We must take issue, however, with County Court’s denial of defendant’s suppression motion for lack of standing. Defendant’s pretrial omnibus motion sought, inter alia, suppression of the cocaine because it was discovered during a warrantless search when defendant was outside Hall’s vehicle. County Court (Hanofee, J.) determined, however, that defendant lacked standing to challenge the search’s validity as he had not alleged a possessory interest in the cocaine or a proprietary interest in Hall’s vehicle. Defendant argues on appeal that he did have standing since he was charged with constructive possession of the cocaine pursuant to the automobile presumption (see, Penal Law § 220.25 [1]).

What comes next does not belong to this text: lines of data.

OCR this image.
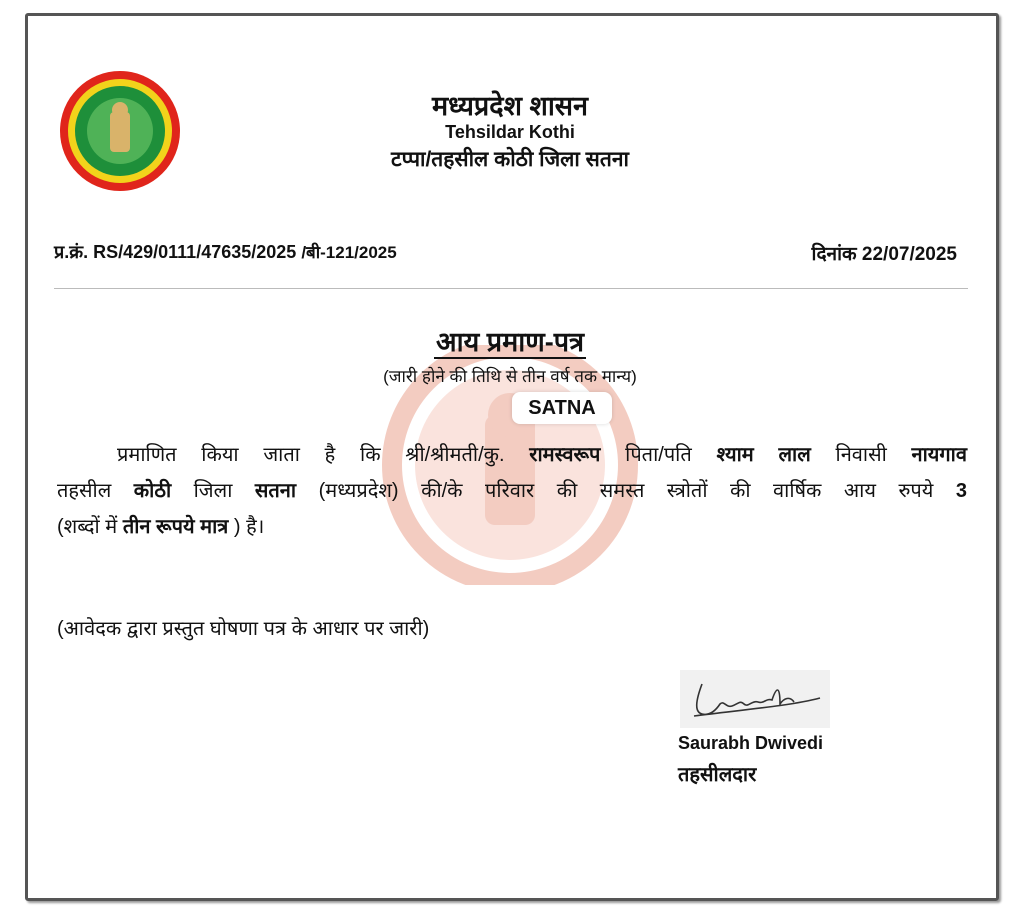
मध्यप्रदेश शासन
Tehsildar Kothi
टप्पा/तहसील कोठी जिला सतना
प्र.क्रं. RS/429/0111/47635/2025 /बी-121/2025	दिनांक 22/07/2025
आय प्रमाण-पत्र
(जारी होने की तिथि से तीन वर्ष तक मान्य)
SATNA
प्रमाणित किया जाता है कि श्री/श्रीमती/कु. रामस्वरूप पिता/पति श्याम लाल निवासी नायगाव
तहसील कोठी जिला सतना (मध्यप्रदेश) की/के परिवार की समस्त स्त्रोतों की वार्षिक आय रुपये 3
(शब्दों में तीन रूपये मात्र ) है।
(आवेदक द्वारा प्रस्तुत घोषणा पत्र के आधार पर जारी)
Saurabh Dwivedi
तहसीलदार
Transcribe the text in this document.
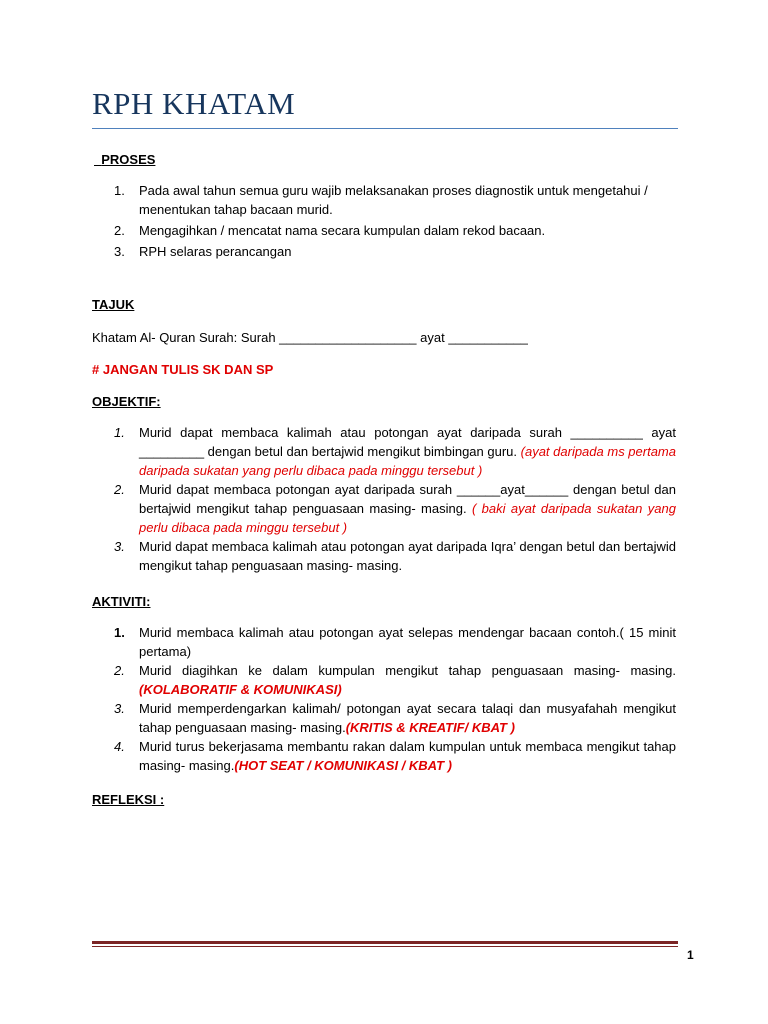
RPH KHATAM

PROSES

1. Pada awal tahun semua guru wajib melaksanakan proses diagnostik untuk mengetahui / menentukan tahap bacaan murid.
2. Mengagihkan / mencatat nama secara kumpulan dalam rekod bacaan.
3. RPH selaras perancangan

TAJUK

Khatam Al- Quran Surah: Surah ___________________ ayat ___________

# JANGAN TULIS SK DAN SP

OBJEKTIF:

1. Murid dapat membaca kalimah atau potongan ayat daripada surah __________ ayat _________ dengan betul dan bertajwid mengikut bimbingan guru. (ayat daripada ms pertama daripada sukatan yang perlu dibaca pada minggu tersebut )
2. Murid dapat membaca potongan ayat daripada surah ______ayat______ dengan betul dan bertajwid mengikut tahap penguasaan masing- masing. ( baki ayat daripada sukatan yang perlu dibaca pada minggu tersebut )
3. Murid dapat membaca kalimah atau potongan ayat daripada Iqra’ dengan betul dan bertajwid mengikut tahap penguasaan masing- masing.

AKTIVITI:

1. Murid membaca kalimah atau potongan ayat selepas mendengar bacaan contoh.( 15 minit pertama)
2. Murid diagihkan ke dalam kumpulan mengikut tahap penguasaan masing- masing.(KOLABORATIF & KOMUNIKASI)
3. Murid memperdengarkan kalimah/ potongan ayat secara talaqi dan musyafahah mengikut tahap penguasaan masing- masing.(KRITIS & KREATIF/ KBAT )
4. Murid turus bekerjasama membantu rakan dalam kumpulan untuk membaca mengikut tahap masing- masing.(HOT SEAT / KOMUNIKASI / KBAT )

REFLEKSI :

1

When the prosecution relies on a statutory presumption of this nature, fundamental fairness requires that the defendant have standing to challenge the search which yields the contraband triggering the presumption (see, People v Millan, 69 NY2d 514, 520). It is clear in this instance that the prosecution relied heavily on the presumption to impute defendant’s constructive possession of the cocaine. This reliance is, in our view, sufficient to give defendant the standing necessary to challenge the search (see, supra). Accordingly, this matter should be remitted for a hearing on defendant’s motion to suppress (see, People v Giles, 73 NY2d 666; People v Mullen, 152 AD2d 260, 270-271).

Decision withheld, and matter remitted to the County Court *825of Sullivan County for further proceedings not inconsistent with this court’s decision. Mahoney, P. J., Kane, Yesawich, Jr., Levine and Mercure, JJ., concur.